Re: Wasser für die Mühlen

Ach je, die alte Leier, wenn jemand anderer Meinung ist, gleich in die rechte Ecke zur Afd stellen. Geht es nicht vielleicht ein klein bisschen differenzierter, und vielleicht auch mal einem Argument als Entgegnung?

Ich bin im übrigen absolut nicht der von ihm vertretenen Meinung bezüglich der Auswirkungen von Corona. Dass die Übersterblichkeit durch Corona nicht so hoch war, halte ich der guten Wirkung der Impfkampagne zugute, und nicht der Umstand, dass Corana ungefährlich gewesen wäre. Vorsicht, anektdotische Evidenz, ich habe in meinem eher beschränktem Umfeld einen Kollegen, den es ganz am Anfang vor der Möglichkeit zur Impfung erwischt hat, der ist mit 41 arbeitsunfähig geworden und hat nur noch 20% Lungenfunktion, der ist bis heute ein Pflegefall und wird es bis an sein Lebensende bleiben. Und einen toten Impfgegner in der Verwandschaft. Ich persönlich würde mich in einer vergleichbaren Situation wieder in die Schlange mit 2stündiger Wartezeit in eisiger Kälte einreihen.

Wo ich das wirkliche Problem sehe, ist die Art der Aufarbeitung der Vorgänge und der politischen Entscheidungen. Ich bin der Überzeugung, dass vielleicht nicht alles optimal gelaufen ist, die grundsätzliche Richtung aber vollkommen in Ordnung war. Warum kann man dann nicht einfach die Protokolle offenlegen, die Vorgänge nochmal bewerten und einordnen und einen Maßnahmenkatalog ableiten, der bei einer Wiederholung eine verbesserte Aktion zur Folge hat. Das ist im technischen Umfeld vollkommen üblich so, nur so wird man besser. Aber aus irgendeinem Grund kann in der Politik niemand zugeben, vielleicht nur mittelmässig und nicht gut reagiert zu haben, da wird die Ehre angekratzt. Lieber veröffentlicht man nach langer Juristerei einen umfangreich geschwärzten Text und wundert sich dann, dass man den Verschwörungstheroretikern wieder jede Menge Munition geliefert hat. Und diese dann auch gegen einen selbst verwendet wird.
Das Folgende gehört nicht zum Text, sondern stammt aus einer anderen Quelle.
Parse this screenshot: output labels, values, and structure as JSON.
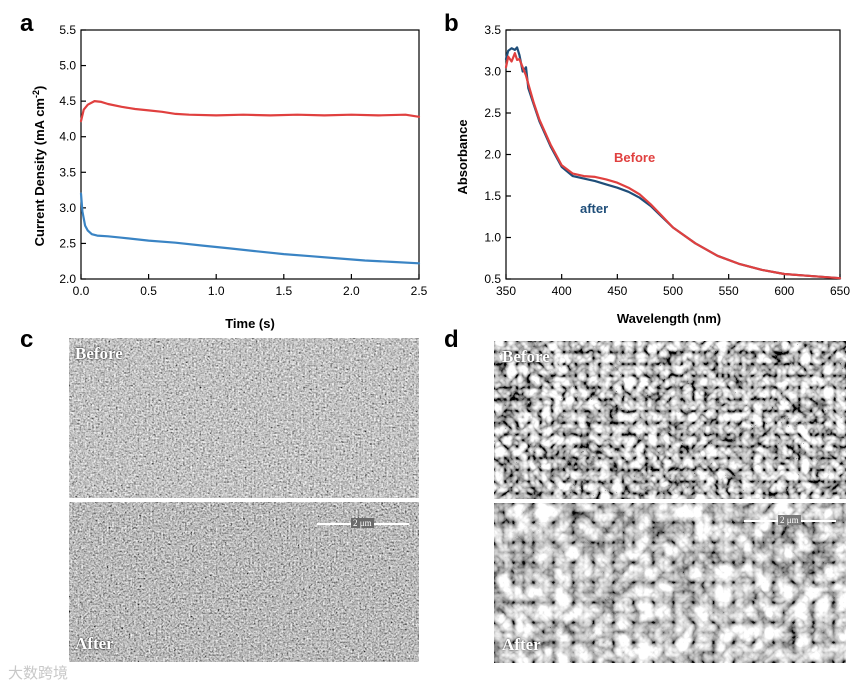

Wie auch immer, ich finde er hat einen guten Punkt. Diese Moralisierung von politischen Themen könnte ich mir gut als einen Teil der Gründe für die derzeitig zu beobachtende Polarisierung in der Gesellschaft vorstellen. Es gibt in einigen Themenbereichen nur noch schwarz und weiß, und am Ende wundert man sich dann, dass manche sagen, ok, damit gehe ich jetzt nicht mehr mit und in der Folge in einer extremen Ecke landen, wo sie eigentlich gar nicht hinwollten. Wenn der Diskurs des besseren Arguments aus moralischen Gründen abgelehnt wird, verliert man einen Teil der Gesellschaft an die Populisten. Denn dann finden die Entscheidungen aufgrund von Emotionen statt, nicht mehr aufgrund rationaler Abwägungen, die Vernunft verliert. Und ich fürchte das werden wir bei den anstehenden Wahlen als schmerzhafte Konsequenz zu spüren bekommen.